The recent bump in the price of copper has little to do with underlying fundamentals of supply and demand for the electrical industry's favorite metal. Countervailing forces in the world economy, combined with uncertainties about the size and movement of metals inventories within China, suggest that the dislocation between price and fundamentals may well continue.
Copper hit the highest prices seen in the past five months on Sept. 14, peaking at $3.85 per pound on the Comex market and $8,411 per tonne (metric ton) on the London Metals Exchange (LME), then gave back some ground the following week.
The run-up was due to three primary factors — the announcement by the European Central Bank (ECB) of a new bond-buying program to support debt markets in Europe, anticipation of a third round of quantitative easing (QE3) by the U.S. Federal Reserve and an announcement by China that it would invest 1 trillion yuan (about $158 billion) in infrastructure projects to boost its economy, said John Gross, a long-time copper market analyst and publisher of The Copper Journal.
As a result, said Gross, “We had the dollar go down, and all metals, base metals as well as precious metals, moving higher in response. The markets are not necessarily moving higher based on stronger fundamentals, but rather on central bank easing here and in Europe, and on the Chinese side with their infrastructure projects, and that has brought copper up to a multi-month high.”
China's infrastructure program came amid successive months of slowing economic growth in the country that accounts for more than 40 percent of global demand. A report from HSBC and Markit found manufacturing output in China fell in August for the 11th straight month.

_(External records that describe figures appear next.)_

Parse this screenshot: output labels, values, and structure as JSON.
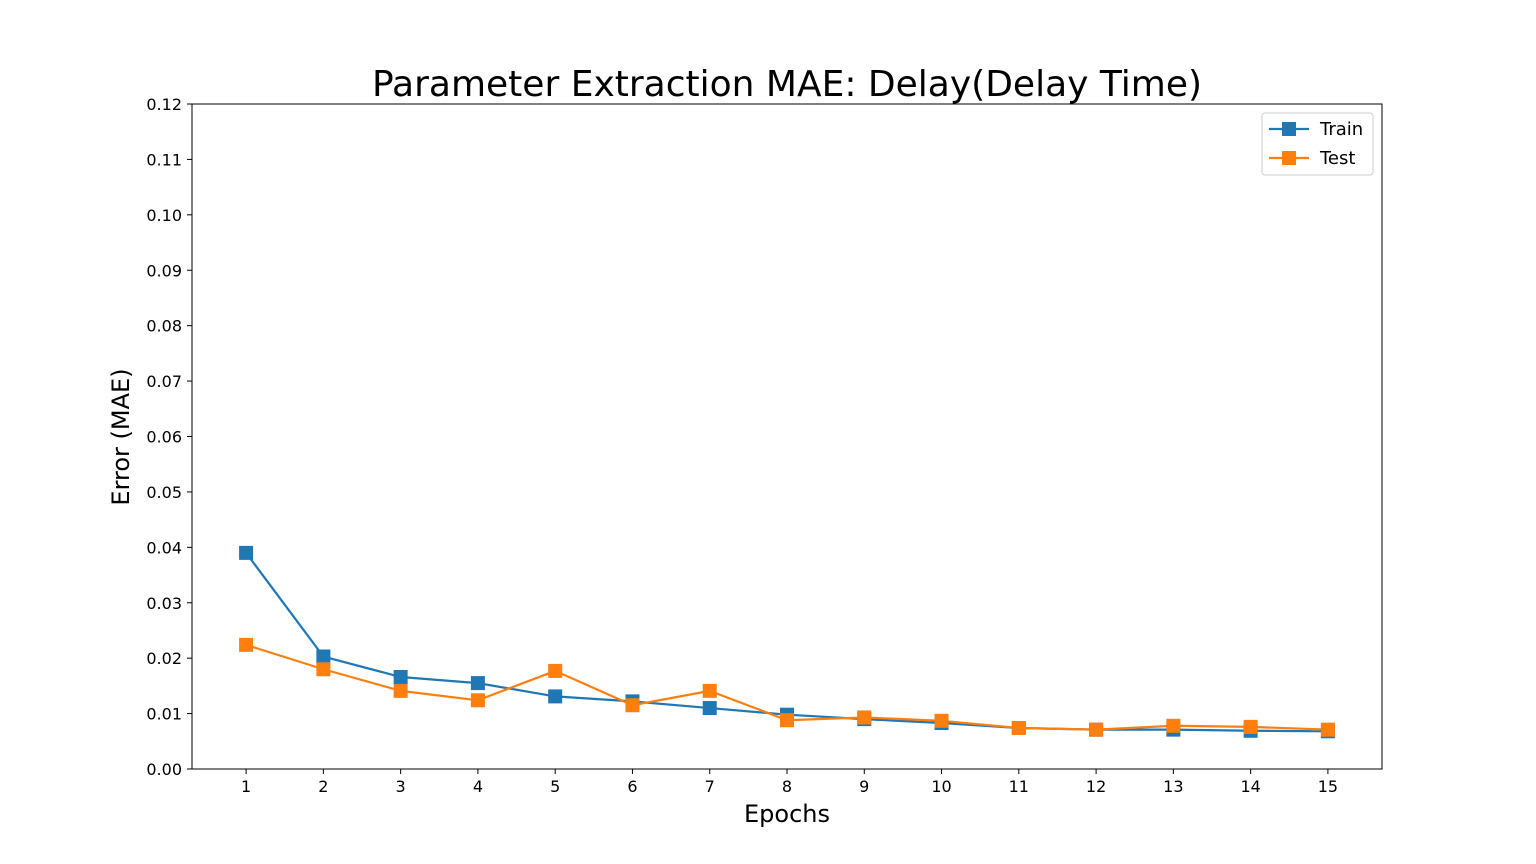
{
  "chart_data": {
    "type": "line",
    "title": "Parameter Extraction MAE: Delay(Delay Time)",
    "xlabel": "Epochs",
    "ylabel": "Error (MAE)",
    "x": [
      1,
      2,
      3,
      4,
      5,
      6,
      7,
      8,
      9,
      10,
      11,
      12,
      13,
      14,
      15
    ],
    "x_tick_labels": [
      "1",
      "2",
      "3",
      "4",
      "5",
      "6",
      "7",
      "8",
      "9",
      "10",
      "11",
      "12",
      "13",
      "14",
      "15"
    ],
    "xlim": [
      0.3,
      15.7
    ],
    "ylim": [
      0.0,
      0.12
    ],
    "y_ticks": [
      0.0,
      0.01,
      0.02,
      0.03,
      0.04,
      0.05,
      0.06,
      0.07,
      0.08,
      0.09,
      0.1,
      0.11,
      0.12
    ],
    "y_tick_labels": [
      "0.00",
      "0.01",
      "0.02",
      "0.03",
      "0.04",
      "0.05",
      "0.06",
      "0.07",
      "0.08",
      "0.09",
      "0.10",
      "0.11",
      "0.12"
    ],
    "grid": false,
    "legend_position": "top-right",
    "marker": "square",
    "series": [
      {
        "name": "Train",
        "color": "#1f77b4",
        "values": [
          0.039,
          0.0203,
          0.0166,
          0.0155,
          0.0131,
          0.0122,
          0.011,
          0.0098,
          0.009,
          0.0083,
          0.0074,
          0.0071,
          0.0071,
          0.0069,
          0.0068
        ]
      },
      {
        "name": "Test",
        "color": "#ff7f0e",
        "values": [
          0.0224,
          0.018,
          0.0141,
          0.0124,
          0.0177,
          0.0115,
          0.0141,
          0.0088,
          0.0093,
          0.0087,
          0.0074,
          0.0071,
          0.0078,
          0.0076,
          0.0071
        ]
      }
    ]
  }
}
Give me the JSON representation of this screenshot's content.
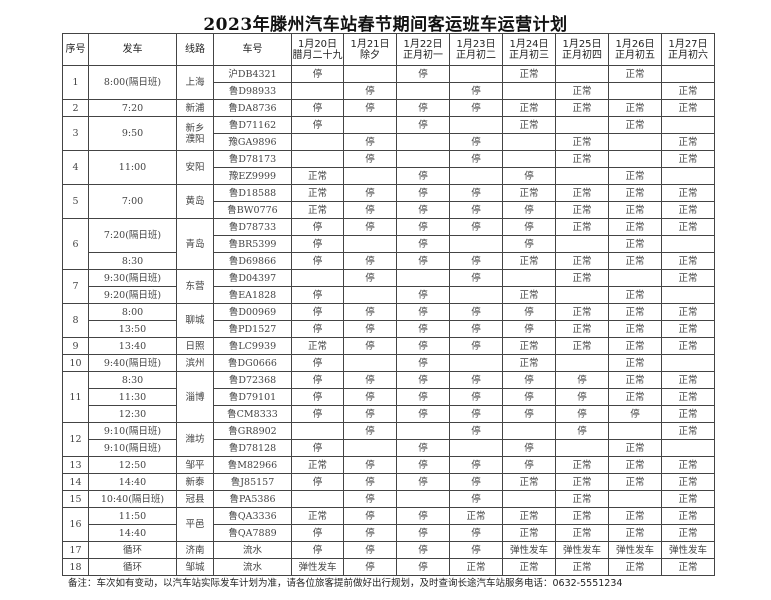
{
  "title": "2023年滕州汽车站春节期间客运班车运营计划",
  "headers": {
    "no": "序号",
    "time": "发车",
    "route": "线路",
    "plate": "车号"
  },
  "days": [
    {
      "date": "1月20日",
      "lunar": "腊月二十九"
    },
    {
      "date": "1月21日",
      "lunar": "除夕"
    },
    {
      "date": "1月22日",
      "lunar": "正月初一"
    },
    {
      "date": "1月23日",
      "lunar": "正月初二"
    },
    {
      "date": "1月24日",
      "lunar": "正月初三"
    },
    {
      "date": "1月25日",
      "lunar": "正月初四"
    },
    {
      "date": "1月26日",
      "lunar": "正月初五"
    },
    {
      "date": "1月27日",
      "lunar": "正月初六"
    }
  ],
  "groups": [
    {
      "no": "1",
      "route": "上海",
      "rows": [
        {
          "time": "8:00(隔日班)",
          "plate": "沪DB4321",
          "status": [
            "停",
            "",
            "停",
            "",
            "正常",
            "",
            "正常",
            ""
          ]
        },
        {
          "time": null,
          "plate": "鲁D98933",
          "status": [
            "",
            "停",
            "",
            "停",
            "",
            "正常",
            "",
            "正常"
          ]
        }
      ]
    },
    {
      "no": "2",
      "route": "新浦",
      "rows": [
        {
          "time": "7:20",
          "plate": "鲁DA8736",
          "status": [
            "停",
            "停",
            "停",
            "停",
            "正常",
            "正常",
            "正常",
            "正常"
          ]
        }
      ]
    },
    {
      "no": "3",
      "route": "新乡濮阳",
      "rows": [
        {
          "time": "9:50",
          "plate": "鲁D71162",
          "status": [
            "停",
            "",
            "停",
            "",
            "正常",
            "",
            "正常",
            ""
          ]
        },
        {
          "time": null,
          "plate": "豫GA9896",
          "status": [
            "",
            "停",
            "",
            "停",
            "",
            "正常",
            "",
            "正常"
          ]
        }
      ]
    },
    {
      "no": "4",
      "route": "安阳",
      "rows": [
        {
          "time": "11:00",
          "plate": "鲁D78173",
          "status": [
            "",
            "停",
            "",
            "停",
            "",
            "正常",
            "",
            "正常"
          ]
        },
        {
          "time": null,
          "plate": "豫EZ9999",
          "status": [
            "正常",
            "",
            "停",
            "",
            "停",
            "",
            "正常",
            ""
          ]
        }
      ]
    },
    {
      "no": "5",
      "route": "黄岛",
      "rows": [
        {
          "time": "7:00",
          "plate": "鲁D18588",
          "status": [
            "正常",
            "停",
            "停",
            "停",
            "正常",
            "正常",
            "正常",
            "正常"
          ]
        },
        {
          "time": null,
          "plate": "鲁BW0776",
          "status": [
            "正常",
            "停",
            "停",
            "停",
            "停",
            "正常",
            "正常",
            "正常"
          ]
        }
      ]
    },
    {
      "no": "6",
      "route": "青岛",
      "rows": [
        {
          "time": "7:20(隔日班)",
          "plate": "鲁D78733",
          "status": [
            "停",
            "停",
            "停",
            "停",
            "停",
            "正常",
            "正常",
            "正常"
          ]
        },
        {
          "time": null,
          "plate": "鲁BR5399",
          "status": [
            "停",
            "",
            "停",
            "",
            "停",
            "",
            "正常",
            ""
          ]
        },
        {
          "time": "8:30",
          "plate": "鲁D69866",
          "status": [
            "停",
            "停",
            "停",
            "停",
            "正常",
            "正常",
            "正常",
            "正常"
          ]
        }
      ]
    },
    {
      "no": "7",
      "route": "东营",
      "rows": [
        {
          "time": "9:30(隔日班)",
          "plate": "鲁D04397",
          "status": [
            "",
            "停",
            "",
            "停",
            "",
            "正常",
            "",
            "正常"
          ]
        },
        {
          "time": "9:20(隔日班)",
          "plate": "鲁EA1828",
          "status": [
            "停",
            "",
            "停",
            "",
            "正常",
            "",
            "正常",
            ""
          ]
        }
      ]
    },
    {
      "no": "8",
      "route": "聊城",
      "rows": [
        {
          "time": "8:00",
          "plate": "鲁D00969",
          "status": [
            "停",
            "停",
            "停",
            "停",
            "停",
            "正常",
            "正常",
            "正常"
          ]
        },
        {
          "time": "13:50",
          "plate": "鲁PD1527",
          "status": [
            "停",
            "停",
            "停",
            "停",
            "停",
            "正常",
            "正常",
            "正常"
          ]
        }
      ]
    },
    {
      "no": "9",
      "route": "日照",
      "rows": [
        {
          "time": "13:40",
          "plate": "鲁LC9939",
          "status": [
            "正常",
            "停",
            "停",
            "停",
            "正常",
            "正常",
            "正常",
            "正常"
          ]
        }
      ]
    },
    {
      "no": "10",
      "route": "滨州",
      "rows": [
        {
          "time": "9:40(隔日班)",
          "plate": "鲁DG0666",
          "status": [
            "停",
            "",
            "停",
            "",
            "正常",
            "",
            "正常",
            ""
          ]
        }
      ]
    },
    {
      "no": "11",
      "route": "淄博",
      "rows": [
        {
          "time": "8:30",
          "plate": "鲁D72368",
          "status": [
            "停",
            "停",
            "停",
            "停",
            "停",
            "停",
            "正常",
            "正常"
          ]
        },
        {
          "time": "11:30",
          "plate": "鲁D79101",
          "status": [
            "停",
            "停",
            "停",
            "停",
            "停",
            "停",
            "正常",
            "正常"
          ]
        },
        {
          "time": "12:30",
          "plate": "鲁CM8333",
          "status": [
            "停",
            "停",
            "停",
            "停",
            "停",
            "停",
            "停",
            "正常"
          ]
        }
      ]
    },
    {
      "no": "12",
      "route": "潍坊",
      "rows": [
        {
          "time": "9:10(隔日班)",
          "plate": "鲁GR8902",
          "status": [
            "",
            "停",
            "",
            "停",
            "",
            "停",
            "",
            "正常"
          ]
        },
        {
          "time": "9:10(隔日班)",
          "plate": "鲁D78128",
          "status": [
            "停",
            "",
            "停",
            "",
            "停",
            "",
            "正常",
            ""
          ]
        }
      ]
    },
    {
      "no": "13",
      "route": "邹平",
      "rows": [
        {
          "time": "12:50",
          "plate": "鲁M82966",
          "status": [
            "正常",
            "停",
            "停",
            "停",
            "停",
            "正常",
            "正常",
            "正常"
          ]
        }
      ]
    },
    {
      "no": "14",
      "route": "新泰",
      "rows": [
        {
          "time": "14:40",
          "plate": "鲁J85157",
          "status": [
            "停",
            "停",
            "停",
            "停",
            "正常",
            "正常",
            "正常",
            "正常"
          ]
        }
      ]
    },
    {
      "no": "15",
      "route": "冠县",
      "rows": [
        {
          "time": "10:40(隔日班)",
          "plate": "鲁PA5386",
          "status": [
            "",
            "停",
            "",
            "停",
            "",
            "正常",
            "",
            "正常"
          ]
        }
      ]
    },
    {
      "no": "16",
      "route": "平邑",
      "rows": [
        {
          "time": "11:50",
          "plate": "鲁QA3336",
          "status": [
            "正常",
            "停",
            "停",
            "正常",
            "正常",
            "正常",
            "正常",
            "正常"
          ]
        },
        {
          "time": "14:40",
          "plate": "鲁QA7889",
          "status": [
            "停",
            "停",
            "停",
            "停",
            "正常",
            "正常",
            "正常",
            "正常"
          ]
        }
      ]
    },
    {
      "no": "17",
      "route": "济南",
      "rows": [
        {
          "time": "循环",
          "plate": "流水",
          "status": [
            "停",
            "停",
            "停",
            "停",
            "弹性发车",
            "弹性发车",
            "弹性发车",
            "弹性发车"
          ]
        }
      ]
    },
    {
      "no": "18",
      "route": "邹城",
      "rows": [
        {
          "time": "循环",
          "plate": "流水",
          "status": [
            "弹性发车",
            "停",
            "停",
            "正常",
            "正常",
            "正常",
            "正常",
            "正常"
          ]
        }
      ]
    }
  ],
  "note": "备注：车次如有变动，以汽车站实际发车计划为准，请各位旅客提前做好出行规划，及时查询长途汽车站服务电话：0632-5551234"
}
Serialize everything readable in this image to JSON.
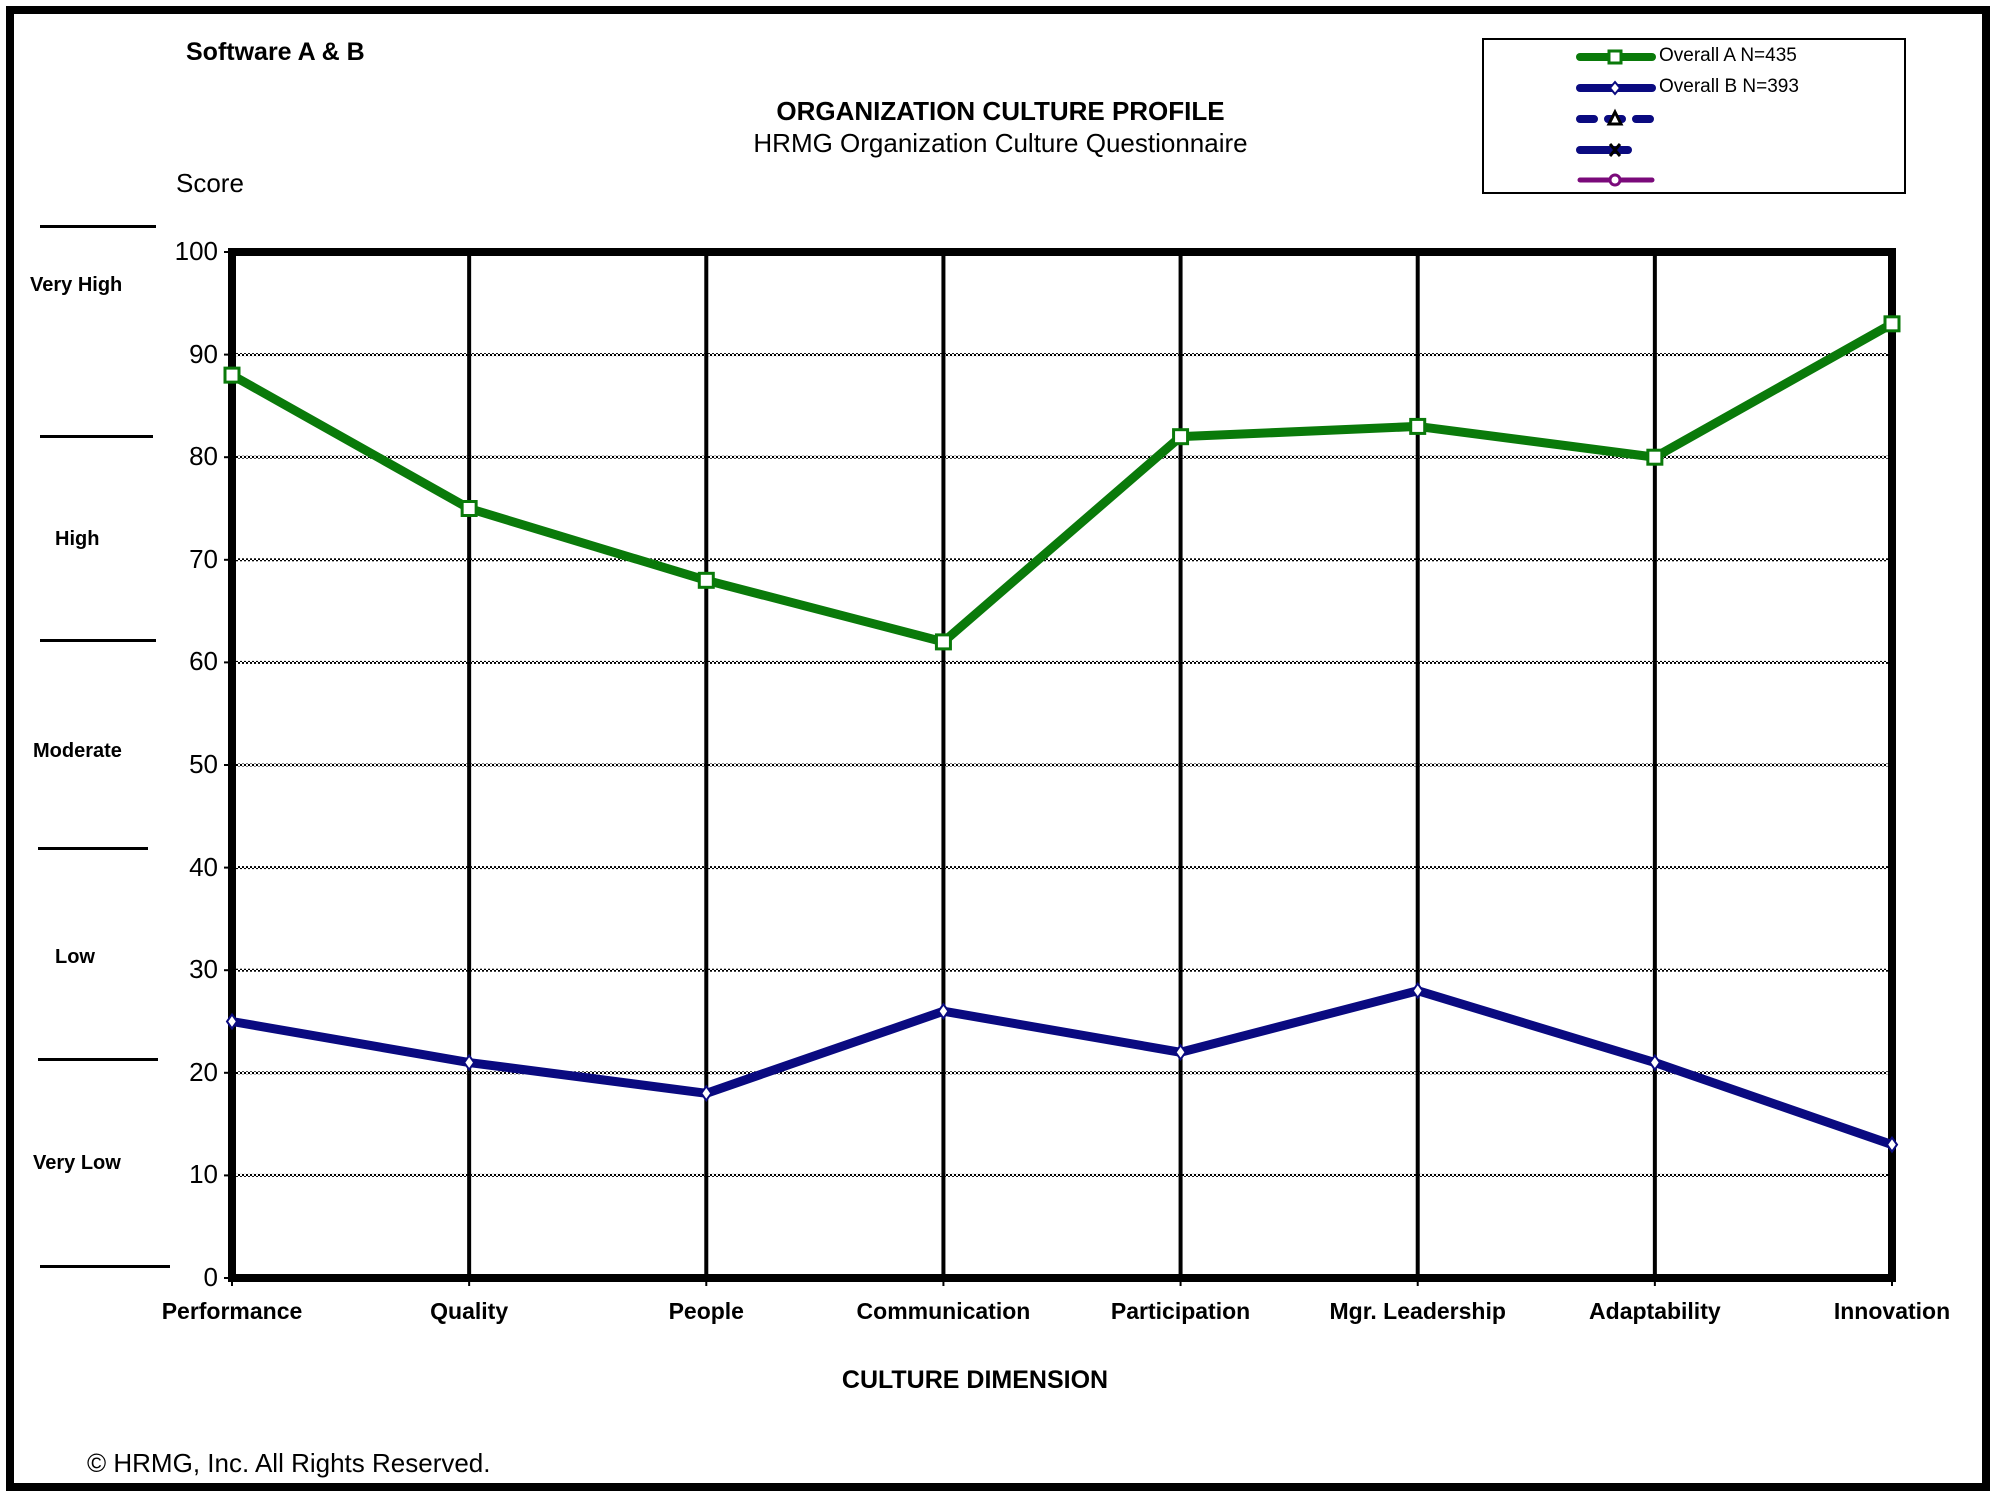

Getting a bead on China's actual consumption of copper is as difficult as it's critical to estimating future demand for copper. “Part of the difficulty is we don't have good transparency on China's statistics,” Gross said. “We can track the Shanghai inventories, but the copper that's in bonded warehouses remains a mystery to the market overall. There are assumptions out there that the metal has moved from 500,000 tonnes to 600,000 tonnes in bonded warehouses. But there's no way to tell.”